In the absence of a vaccine, one of the key immediate research areas in Australia and worldwide is identifying drugs already in use, with potential antiviral effects to protect us from COVID-19.
Greek-Australian scientist Dr Tom Karagiannis is amongst the leading researchers in the country with experience in Computing Research. Thanks to the Pawsey Supercomputing Centre, his team enjoys streamlined, prioritised and expedited access to data stored in supercomputers, to investigate exactly this issue.
“With the access and time given to us by the Pawsey Computing Centre, we are able to quickly test many drugs and substances and find out which ones are important and which are not, in the fight against COVID-10,” the Monash University senior research fellow told Neos Kosmos.
Using a supercomputer, the research team he leads at Monash University has been able to demonstrate the effectiveness of a promising drug that “blocks” the ability of the virus to replicate itself. In other words it has the ability to stop the virus “in its tracks”, blocking it from causing damage in the body.
The specific molecule tested by Dr Karagiannis is called a-ketoamide.
“So this a-ketoamide is very promising. It was developed by a German lab for SARS-1 in 2002 so it has a long history. That is why we chose to study it, because of its history and also because it is an antiviral with a very broad spectrum,” he said.
“Of course, it is one thing to be effective in a computer simulation or in a lab, and another when it is administered to humans. It needs to be adapted. And that is what the German lab is doing right now. They are trying to adapt it into an inhaler. We do not know at what stage they are in their developments, however I am confident that by the end of the year there will be an antiviral drug ready for use.
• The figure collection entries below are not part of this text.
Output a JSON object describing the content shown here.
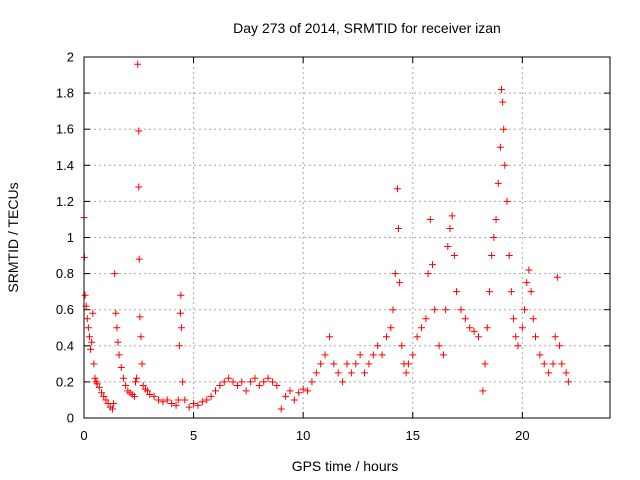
{
  "chart_data": {
    "type": "scatter",
    "title": "Day 273 of 2014, SRMTID for receiver izan",
    "xlabel": "GPS time / hours",
    "ylabel": "SRMTID / TECUs",
    "xlim": [
      0,
      24
    ],
    "ylim": [
      0,
      2
    ],
    "xticks": [
      0,
      5,
      10,
      15,
      20
    ],
    "yticks": [
      0,
      0.2,
      0.4,
      0.6,
      0.8,
      1,
      1.2,
      1.4,
      1.6,
      1.8,
      2
    ],
    "xtick_labels": [
      "0",
      "5",
      "10",
      "15",
      "20"
    ],
    "ytick_labels": [
      "0",
      "0.2",
      "0.4",
      "0.6",
      "0.8",
      "1",
      "1.2",
      "1.4",
      "1.6",
      "1.8",
      "2"
    ],
    "grid": true,
    "marker": "+",
    "color": "#ff0000",
    "series": [
      {
        "name": "SRMTID",
        "points": [
          [
            0.0,
            1.11
          ],
          [
            0.02,
            0.89
          ],
          [
            0.05,
            0.68
          ],
          [
            0.1,
            0.62
          ],
          [
            0.15,
            0.55
          ],
          [
            0.2,
            0.5
          ],
          [
            0.25,
            0.45
          ],
          [
            0.3,
            0.38
          ],
          [
            0.35,
            0.42
          ],
          [
            0.4,
            0.58
          ],
          [
            0.45,
            0.3
          ],
          [
            0.5,
            0.22
          ],
          [
            0.55,
            0.2
          ],
          [
            0.6,
            0.19
          ],
          [
            0.7,
            0.17
          ],
          [
            0.8,
            0.14
          ],
          [
            0.9,
            0.12
          ],
          [
            1.0,
            0.1
          ],
          [
            1.1,
            0.08
          ],
          [
            1.2,
            0.06
          ],
          [
            1.3,
            0.05
          ],
          [
            1.35,
            0.08
          ],
          [
            1.4,
            0.8
          ],
          [
            1.45,
            0.58
          ],
          [
            1.5,
            0.5
          ],
          [
            1.55,
            0.42
          ],
          [
            1.6,
            0.35
          ],
          [
            1.7,
            0.28
          ],
          [
            1.8,
            0.22
          ],
          [
            1.9,
            0.18
          ],
          [
            2.0,
            0.15
          ],
          [
            2.1,
            0.14
          ],
          [
            2.2,
            0.13
          ],
          [
            2.3,
            0.12
          ],
          [
            2.35,
            0.2
          ],
          [
            2.4,
            0.22
          ],
          [
            2.45,
            1.96
          ],
          [
            2.5,
            1.59
          ],
          [
            2.5,
            1.28
          ],
          [
            2.52,
            0.88
          ],
          [
            2.55,
            0.56
          ],
          [
            2.6,
            0.45
          ],
          [
            2.65,
            0.3
          ],
          [
            2.7,
            0.18
          ],
          [
            2.8,
            0.16
          ],
          [
            2.9,
            0.15
          ],
          [
            3.0,
            0.13
          ],
          [
            3.2,
            0.12
          ],
          [
            3.4,
            0.1
          ],
          [
            3.6,
            0.09
          ],
          [
            3.8,
            0.1
          ],
          [
            4.0,
            0.08
          ],
          [
            4.2,
            0.07
          ],
          [
            4.3,
            0.1
          ],
          [
            4.35,
            0.4
          ],
          [
            4.4,
            0.58
          ],
          [
            4.42,
            0.68
          ],
          [
            4.45,
            0.5
          ],
          [
            4.5,
            0.2
          ],
          [
            4.6,
            0.1
          ],
          [
            4.8,
            0.06
          ],
          [
            5.0,
            0.08
          ],
          [
            5.2,
            0.07
          ],
          [
            5.4,
            0.09
          ],
          [
            5.6,
            0.1
          ],
          [
            5.8,
            0.12
          ],
          [
            6.0,
            0.15
          ],
          [
            6.2,
            0.18
          ],
          [
            6.4,
            0.2
          ],
          [
            6.6,
            0.22
          ],
          [
            6.8,
            0.2
          ],
          [
            7.0,
            0.18
          ],
          [
            7.2,
            0.2
          ],
          [
            7.4,
            0.15
          ],
          [
            7.6,
            0.2
          ],
          [
            7.8,
            0.22
          ],
          [
            8.0,
            0.18
          ],
          [
            8.2,
            0.2
          ],
          [
            8.4,
            0.22
          ],
          [
            8.6,
            0.2
          ],
          [
            8.8,
            0.18
          ],
          [
            9.0,
            0.05
          ],
          [
            9.2,
            0.12
          ],
          [
            9.4,
            0.15
          ],
          [
            9.6,
            0.1
          ],
          [
            9.8,
            0.14
          ],
          [
            10.0,
            0.16
          ],
          [
            10.2,
            0.15
          ],
          [
            10.4,
            0.2
          ],
          [
            10.6,
            0.25
          ],
          [
            10.8,
            0.3
          ],
          [
            11.0,
            0.35
          ],
          [
            11.2,
            0.45
          ],
          [
            11.4,
            0.3
          ],
          [
            11.6,
            0.25
          ],
          [
            11.8,
            0.2
          ],
          [
            12.0,
            0.3
          ],
          [
            12.2,
            0.25
          ],
          [
            12.4,
            0.3
          ],
          [
            12.6,
            0.35
          ],
          [
            12.8,
            0.25
          ],
          [
            13.0,
            0.3
          ],
          [
            13.2,
            0.35
          ],
          [
            13.4,
            0.4
          ],
          [
            13.6,
            0.35
          ],
          [
            13.8,
            0.45
          ],
          [
            14.0,
            0.5
          ],
          [
            14.1,
            0.6
          ],
          [
            14.2,
            0.8
          ],
          [
            14.3,
            1.27
          ],
          [
            14.35,
            1.05
          ],
          [
            14.4,
            0.75
          ],
          [
            14.5,
            0.4
          ],
          [
            14.6,
            0.3
          ],
          [
            14.7,
            0.25
          ],
          [
            14.8,
            0.3
          ],
          [
            15.0,
            0.35
          ],
          [
            15.2,
            0.45
          ],
          [
            15.4,
            0.5
          ],
          [
            15.6,
            0.55
          ],
          [
            15.7,
            0.8
          ],
          [
            15.8,
            1.1
          ],
          [
            15.9,
            0.85
          ],
          [
            16.0,
            0.6
          ],
          [
            16.2,
            0.4
          ],
          [
            16.4,
            0.35
          ],
          [
            16.5,
            0.6
          ],
          [
            16.6,
            0.95
          ],
          [
            16.7,
            1.05
          ],
          [
            16.8,
            1.12
          ],
          [
            16.9,
            0.9
          ],
          [
            17.0,
            0.7
          ],
          [
            17.2,
            0.6
          ],
          [
            17.4,
            0.55
          ],
          [
            17.6,
            0.5
          ],
          [
            17.8,
            0.48
          ],
          [
            18.0,
            0.45
          ],
          [
            18.2,
            0.15
          ],
          [
            18.3,
            0.3
          ],
          [
            18.4,
            0.5
          ],
          [
            18.5,
            0.7
          ],
          [
            18.6,
            0.9
          ],
          [
            18.7,
            1.0
          ],
          [
            18.8,
            1.1
          ],
          [
            18.9,
            1.3
          ],
          [
            19.0,
            1.5
          ],
          [
            19.05,
            1.82
          ],
          [
            19.1,
            1.75
          ],
          [
            19.15,
            1.6
          ],
          [
            19.2,
            1.4
          ],
          [
            19.3,
            1.2
          ],
          [
            19.4,
            0.9
          ],
          [
            19.5,
            0.7
          ],
          [
            19.6,
            0.55
          ],
          [
            19.7,
            0.45
          ],
          [
            19.8,
            0.4
          ],
          [
            20.0,
            0.5
          ],
          [
            20.1,
            0.6
          ],
          [
            20.2,
            0.75
          ],
          [
            20.3,
            0.82
          ],
          [
            20.4,
            0.7
          ],
          [
            20.5,
            0.55
          ],
          [
            20.6,
            0.45
          ],
          [
            20.8,
            0.35
          ],
          [
            21.0,
            0.3
          ],
          [
            21.2,
            0.25
          ],
          [
            21.4,
            0.3
          ],
          [
            21.5,
            0.45
          ],
          [
            21.6,
            0.78
          ],
          [
            21.7,
            0.4
          ],
          [
            21.8,
            0.3
          ],
          [
            22.0,
            0.25
          ],
          [
            22.1,
            0.2
          ]
        ]
      }
    ]
  }
}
“The research in this area is so intense, that there is bound to be a drug available soon.”
A hundred vaccines developed worldwide
“There are two main areas of research,” Dr Karagiannis explained. “On the one hand you have the vaccines. There are around 100 vaccines being tested around the world, with 10 of them already in clinical trials.
“The vaccine is probably our best option for long term immunity, in order to protect the whole population. But vaccines usually 5-10 years to develop. In this case due to the intensity of the research it might take around 18 months. So in the time meantime what we need is a drug, an antiviral, that will stop the virus from replicating inside our cells. This is what we are working on.
“There is also a third area of research which is Pathology where scientists are looking to identify the best treatments against COVID-19 when it starts to cause pneumonia and other damage in the body.”
There are two drugs that seem to work effectively for patients who are very sick, according to Dr Karagiannis. Remdesevir has been approved for the last stage of the illness. And in France they discovered the effective administration of Dexamethasone, a steroid with a powerful anti-inflammatory effect that has been used for decades for the treatment of various illnesses.
“It reduces the inflammation that happens in the body as it tries to fight the virus. It was also used effectively for SARS. What doesn’t help at all is Hydroxychloroquine, the drug that was first identified as a potential treatment. Now it has been withdrawn. It is too toxic. I felt that from the beginning,” he said.
Researchers around the world come together
It is impressive how the research community has come together on an online platform, to share their findings from around the world as they try to understand the behaviour of this new virus.
“Hundreds of thousands of research papers on COVID-19 have been published on the online platform biorxiv, on the Preprint Server. Everyone has access to these. There are so many that it is nearly impossible to keep updated with everything that is happening,” he said.
“The most deaths in the world are recorded in densely populated areas, as we are witnessing now in New York. Of course the reason that so many die in America is also because they are hesitant to get treatment as the costs are huge. We are lucky that healthcare is free in Australia.”
Dr Karagiannis also teaches Pathology at Monash University and Melbourne University. He is very proud of his research team, which includes young talented scientists. Amongst them, by coincidence is also his son who studies at Monash University.